At school, I am teaching George Orwell’s Nineteen Eighty-Four, a work that begins with a clock striking thirteen. It’s the period before lunch, and teenagers don’t learn much on an empty stomach. At least it is better than the period after lunch, when they’re prone to falling asleep—although to be frank, returning to the classroom after an interval of eighteen years, I was taken aback by seeing a few students dozing off at any time. I am too vain to sheet this all home to the dreariness of my teaching. There are other reasons. Some of the students have part-time jobs that keep them up late midweek, which is a sad state of affairs. Some of those need the money to pay for their phone and Internet usage, which keeps them up even later once they get home. The deputy head has discovered that students struggling at school are invariably spending two or three hours a night online, sometimes longer. This is not just exhausting. It also strikes me as lonely, spending so much time with friends who may or may not exist.
Orwell’s book is a chilling study of a world deprived of language and memory. His vision of the future is in many ways an account of our present. Our public vocabulary is shrinking as so much conversation has become an exchange of clichés. The very use of the word excellence, for example, has become a sign of mediocrity. The culture we are part of is shifting from one based on memory to one based on retention. The difference is this. If you take twenty dollars out of an ATM, that little factoid will be retained for all eternity in the bowels of some machine. But if you then take the twenty dollars and buy some flowers for your beloved, a gesture of reconciliation or renewal or fondess or hope, the flutter in your heart can only be remembered by you and the person close enough to feel those exquisite little vibrations. It can’t be retained. Memory is a human art, part of a relationship. Retention is a form of management. The devolution from a memory culture to a retention culture is an understandable way of coping with the sheer excess that is exhausting us all. But it is sad. The word exhaustion has its roots in the Latin haustus, which means a drawing of water and, by association, a drink. Exhaustion is the drought of the soul. It is a parched land.

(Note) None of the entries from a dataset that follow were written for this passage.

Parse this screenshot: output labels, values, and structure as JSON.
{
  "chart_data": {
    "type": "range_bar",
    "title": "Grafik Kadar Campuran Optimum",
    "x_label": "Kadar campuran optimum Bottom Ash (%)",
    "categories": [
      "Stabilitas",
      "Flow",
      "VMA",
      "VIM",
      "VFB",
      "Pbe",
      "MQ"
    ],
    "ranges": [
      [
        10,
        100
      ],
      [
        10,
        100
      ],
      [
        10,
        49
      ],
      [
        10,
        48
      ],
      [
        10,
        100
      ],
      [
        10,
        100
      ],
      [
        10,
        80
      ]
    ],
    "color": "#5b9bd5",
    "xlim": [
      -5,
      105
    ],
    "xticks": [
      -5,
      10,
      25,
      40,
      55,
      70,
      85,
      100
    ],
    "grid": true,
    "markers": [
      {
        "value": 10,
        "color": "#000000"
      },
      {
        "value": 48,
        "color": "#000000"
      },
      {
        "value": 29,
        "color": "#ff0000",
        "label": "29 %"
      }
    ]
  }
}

The capacity for memory and language are both formed in sleep. All our lives, memory and language are consolidated in sleep. A culture that doesn’t sleep properly uses more words to say less and has less capacity to remember. It may provide plenty of exhausting stimulation to distract us from our real needs. It may want us to live like bees in a bottle. But take a minute to look at a bee in the open air hovering over a flower. Observe the art of its stillness. This is when the bee is creative.
In Nineteen Eighty-Four, one character, O’Brien, a party member who seems for a time to offer a ray of hope to the depressed hero, Winston Smith, says to Smith, “We shall meet in the place where there is no darkness.” Smith is uplifted by these words and sustained by them. But it turns out that the place where there is no dark is a vision of hell. It is the Ministry of Love, a vast windowless bunker operated by the Thought Police where torture and brutality take place. It is a place of despair and inhumanity. The lights are never turned out. Darkness would have been a mercy.
It concerns me that the young people I teach are growing up in a world of blinding light. They spend hours looking into little screens. Consider this difference. When you read something on a screen, such as on a computer, you are looking into a source of light. Light triggers various things in the brain, among them the creation of cortisol, the stress hormone, in the adrenal gland. On the other hand, if you read text in a book, you are looking at black ink. This has the opposite effect in the brain. Darkness facilitates the release of melatonin from the pineal gland. In some ways, melatonin does the opposite of cortisol: it is the hormone that urges calm, the one that regulates the circadian rhythm and helps the central nervous system not to go into overload. This is why reading a book in bed before going to sleep is a physically different experience from sitting up against the pillows with your laptop. Different hormones are called out to play. Cortisol is a good and necessary thing in its place. But we need breaks from it as well. Students who spend their lives looking at screens as opposed to books are learning in a more stressful environment. I have no idea why schools encourage this.
I tell my students that I prefer them to submit handwritten work. It’s not that I want to make plagiarism more difficult. It’s not even that, if they work on the computer, I have no idea if they can spell or not. It’s really because I want them to have a closer relationship with their own work. I’d like to restrict access to the stress on which the world expects them to become addicted. They look at me like I’ve come from another planet.